Some public interest and environmental advocacy groups contend the standard is deceptive and doesn’t go far enough to identify genetically modified foods and inform consumers.
They take issue with the term “bioengineered,” the permitted methods of disclosure and the omission of foods they say should be labeled as genetically modified.
“This deceptive rule will keep people in the dark about what they’re eating and feeding their families,” Wenonah Hauter, director of Food & Water Watch, said in a statement.
“It is meant to confuse consumers, not inform them. This deception is a tool being utilized to maximize corporate profits, plain and simple, she said.
The use of “bioengineered,” rather than GMOs, is a deceptive strategy because consumers don’t know what that means. In addition, the use of digital codes and other technology makes GMO disclosure more difficult for consumers, and the definitions of what triggers labeling are far too limited, she said.
Options for disclosure include text, symbol, electronic or digital link, text message and a phone number or web address where consumers can access information.
The standard does not apply to foods such as meat, milk and eggs derived from animals fed forage or grain developed through biotechnology.
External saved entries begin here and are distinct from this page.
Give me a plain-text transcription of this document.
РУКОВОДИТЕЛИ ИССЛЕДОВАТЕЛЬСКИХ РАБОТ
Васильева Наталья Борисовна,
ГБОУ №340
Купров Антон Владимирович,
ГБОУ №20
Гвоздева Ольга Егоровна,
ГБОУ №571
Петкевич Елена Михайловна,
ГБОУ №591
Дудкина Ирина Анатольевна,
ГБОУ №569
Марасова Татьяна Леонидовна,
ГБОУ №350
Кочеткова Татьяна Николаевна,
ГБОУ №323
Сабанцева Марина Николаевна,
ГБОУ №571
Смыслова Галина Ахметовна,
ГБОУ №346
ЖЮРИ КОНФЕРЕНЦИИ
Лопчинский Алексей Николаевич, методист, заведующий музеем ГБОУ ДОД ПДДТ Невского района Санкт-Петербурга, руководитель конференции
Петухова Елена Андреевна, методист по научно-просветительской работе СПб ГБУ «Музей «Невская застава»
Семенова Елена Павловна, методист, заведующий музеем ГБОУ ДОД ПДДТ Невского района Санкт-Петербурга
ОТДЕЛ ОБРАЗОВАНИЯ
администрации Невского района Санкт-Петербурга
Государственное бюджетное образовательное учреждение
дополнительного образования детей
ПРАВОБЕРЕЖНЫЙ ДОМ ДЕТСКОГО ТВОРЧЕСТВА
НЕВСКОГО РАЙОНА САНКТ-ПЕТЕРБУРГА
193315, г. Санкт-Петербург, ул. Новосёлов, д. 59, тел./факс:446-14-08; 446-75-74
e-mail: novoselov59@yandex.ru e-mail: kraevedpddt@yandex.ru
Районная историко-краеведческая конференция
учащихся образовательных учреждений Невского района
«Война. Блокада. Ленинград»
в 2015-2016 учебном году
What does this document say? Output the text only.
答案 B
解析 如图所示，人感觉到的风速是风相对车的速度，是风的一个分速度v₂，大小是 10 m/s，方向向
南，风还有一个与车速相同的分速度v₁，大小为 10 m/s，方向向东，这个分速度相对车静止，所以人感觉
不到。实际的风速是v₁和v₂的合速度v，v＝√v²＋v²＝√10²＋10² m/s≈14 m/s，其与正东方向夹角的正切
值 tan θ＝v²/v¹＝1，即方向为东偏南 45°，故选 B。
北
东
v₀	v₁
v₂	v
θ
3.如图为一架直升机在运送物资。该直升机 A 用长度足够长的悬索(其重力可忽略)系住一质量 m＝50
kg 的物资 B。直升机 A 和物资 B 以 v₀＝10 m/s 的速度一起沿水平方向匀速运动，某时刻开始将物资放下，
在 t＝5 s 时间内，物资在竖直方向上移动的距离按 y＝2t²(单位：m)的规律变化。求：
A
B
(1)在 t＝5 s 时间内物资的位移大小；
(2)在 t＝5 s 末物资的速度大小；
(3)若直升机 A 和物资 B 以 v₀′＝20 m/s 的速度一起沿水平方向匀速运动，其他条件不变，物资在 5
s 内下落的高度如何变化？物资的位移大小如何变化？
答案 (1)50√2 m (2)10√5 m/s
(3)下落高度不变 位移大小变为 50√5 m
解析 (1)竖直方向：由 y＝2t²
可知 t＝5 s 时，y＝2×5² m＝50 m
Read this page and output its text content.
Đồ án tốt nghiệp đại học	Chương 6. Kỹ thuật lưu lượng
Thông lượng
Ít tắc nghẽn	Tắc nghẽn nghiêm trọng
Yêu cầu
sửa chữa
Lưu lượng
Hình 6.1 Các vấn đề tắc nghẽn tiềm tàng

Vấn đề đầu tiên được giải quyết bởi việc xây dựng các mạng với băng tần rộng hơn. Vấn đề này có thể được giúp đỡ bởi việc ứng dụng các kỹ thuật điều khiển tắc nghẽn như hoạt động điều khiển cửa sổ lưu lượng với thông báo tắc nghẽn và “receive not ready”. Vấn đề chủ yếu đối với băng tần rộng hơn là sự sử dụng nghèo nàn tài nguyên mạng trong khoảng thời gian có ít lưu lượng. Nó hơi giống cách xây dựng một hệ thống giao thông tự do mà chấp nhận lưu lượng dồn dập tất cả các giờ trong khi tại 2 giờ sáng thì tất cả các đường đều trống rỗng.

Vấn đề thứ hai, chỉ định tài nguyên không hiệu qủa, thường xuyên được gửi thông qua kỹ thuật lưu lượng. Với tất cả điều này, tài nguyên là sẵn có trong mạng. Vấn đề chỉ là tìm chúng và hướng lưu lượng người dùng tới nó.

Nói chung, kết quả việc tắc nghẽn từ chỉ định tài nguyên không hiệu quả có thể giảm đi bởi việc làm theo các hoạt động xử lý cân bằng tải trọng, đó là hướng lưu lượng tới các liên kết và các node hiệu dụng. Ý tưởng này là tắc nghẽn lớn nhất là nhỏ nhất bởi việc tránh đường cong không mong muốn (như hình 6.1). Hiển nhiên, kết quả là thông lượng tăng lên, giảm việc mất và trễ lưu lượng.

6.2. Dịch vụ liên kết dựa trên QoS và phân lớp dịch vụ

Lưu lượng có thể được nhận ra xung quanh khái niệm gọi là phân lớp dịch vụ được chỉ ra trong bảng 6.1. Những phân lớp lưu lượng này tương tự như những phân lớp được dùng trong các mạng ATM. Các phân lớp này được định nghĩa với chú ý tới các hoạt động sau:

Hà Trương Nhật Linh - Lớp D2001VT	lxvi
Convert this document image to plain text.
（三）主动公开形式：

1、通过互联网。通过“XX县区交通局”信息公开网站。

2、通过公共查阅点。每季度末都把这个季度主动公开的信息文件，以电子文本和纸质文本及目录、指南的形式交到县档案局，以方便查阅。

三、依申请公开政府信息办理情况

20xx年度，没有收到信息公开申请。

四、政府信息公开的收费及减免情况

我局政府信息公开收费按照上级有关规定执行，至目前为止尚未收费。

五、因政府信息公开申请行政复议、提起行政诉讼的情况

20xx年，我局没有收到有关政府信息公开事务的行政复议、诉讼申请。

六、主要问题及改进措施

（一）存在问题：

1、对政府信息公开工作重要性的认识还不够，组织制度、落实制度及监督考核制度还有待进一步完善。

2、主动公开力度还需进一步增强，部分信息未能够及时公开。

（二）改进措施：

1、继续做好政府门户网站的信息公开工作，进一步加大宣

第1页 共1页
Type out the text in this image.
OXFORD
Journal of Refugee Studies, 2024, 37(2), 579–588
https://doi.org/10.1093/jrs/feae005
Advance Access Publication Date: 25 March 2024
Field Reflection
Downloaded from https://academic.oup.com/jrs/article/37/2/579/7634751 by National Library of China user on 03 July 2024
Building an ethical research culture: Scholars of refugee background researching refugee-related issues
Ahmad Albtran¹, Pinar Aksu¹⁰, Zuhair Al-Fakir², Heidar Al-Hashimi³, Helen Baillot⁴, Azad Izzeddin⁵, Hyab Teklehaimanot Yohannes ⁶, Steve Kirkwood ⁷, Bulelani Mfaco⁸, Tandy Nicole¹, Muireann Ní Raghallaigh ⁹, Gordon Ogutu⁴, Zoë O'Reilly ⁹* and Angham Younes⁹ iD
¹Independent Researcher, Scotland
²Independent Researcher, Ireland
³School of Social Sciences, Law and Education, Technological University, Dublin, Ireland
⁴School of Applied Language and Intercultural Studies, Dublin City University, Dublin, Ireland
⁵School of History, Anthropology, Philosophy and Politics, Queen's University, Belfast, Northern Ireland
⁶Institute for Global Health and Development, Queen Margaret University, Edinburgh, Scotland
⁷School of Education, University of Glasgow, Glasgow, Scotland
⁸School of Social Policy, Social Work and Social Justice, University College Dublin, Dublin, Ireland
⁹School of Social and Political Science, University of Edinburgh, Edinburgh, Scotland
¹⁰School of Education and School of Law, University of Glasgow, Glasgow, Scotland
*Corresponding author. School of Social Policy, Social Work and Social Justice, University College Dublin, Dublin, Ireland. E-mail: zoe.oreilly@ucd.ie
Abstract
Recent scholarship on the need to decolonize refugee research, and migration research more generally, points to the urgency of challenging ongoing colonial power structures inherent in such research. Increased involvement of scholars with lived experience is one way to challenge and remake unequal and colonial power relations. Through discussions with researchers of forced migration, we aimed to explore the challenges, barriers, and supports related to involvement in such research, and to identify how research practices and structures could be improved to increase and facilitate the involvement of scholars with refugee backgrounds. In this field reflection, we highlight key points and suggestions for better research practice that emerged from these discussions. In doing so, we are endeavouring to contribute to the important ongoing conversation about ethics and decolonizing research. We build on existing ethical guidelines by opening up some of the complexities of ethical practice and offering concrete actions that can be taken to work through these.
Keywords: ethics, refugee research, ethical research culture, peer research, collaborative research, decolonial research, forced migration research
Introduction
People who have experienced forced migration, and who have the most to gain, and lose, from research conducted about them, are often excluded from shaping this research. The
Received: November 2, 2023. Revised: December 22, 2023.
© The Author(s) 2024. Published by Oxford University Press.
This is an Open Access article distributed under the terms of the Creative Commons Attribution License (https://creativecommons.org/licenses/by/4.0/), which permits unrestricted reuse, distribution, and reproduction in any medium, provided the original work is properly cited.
It also does not apply to highly refined products such as sugar or oil derived from biotech crops.
The Environmental Working Group said the disclosure rule fails to meet the intent of Congress to create a mandatory disclosure standard that includes all genetically engineered foods and to use terms consumers understand.
It also fails to address the needs of consumers who don’t have expensive phones or who live in rural places with poor cell service, EWG said.
“The Trump administration has yet again put the interests of pesticide and biotech companies ahead of the interests of ordinary Americans,” Scott Faber, EWG senior vice president of government affairs, said in a statement.
In addition to using the unfamiliar “bioengineered” term, allowing the use of barcodes that require a smartphone and a reliable broadband connection and exempting refined products, the threshold for the unintended presence of genetically engineered ingredients is far too high, the Center for Food Safety contends.
At 5 percent, that threshold is more than five times the European Union’s 0.9 percent standard. The majority of genetically engineered foods would not be labeled as a result of the exemption for highly refined products and the 5 percent threshold, CFS said.
“The USDA has betrayed the public trust by denying Americans the right to know how their food is produced,” Andrew Kimball, CFS executive director said.
“Instead of providing clarity and transparency, they have created large-scale confusion and uncertainty for consumers, food producers and retailers,” he said.
The new regulations will almost certainly lead to litigation, more state legislation and efforts to amend federal law, George Kimbrell, CFS legal director, said.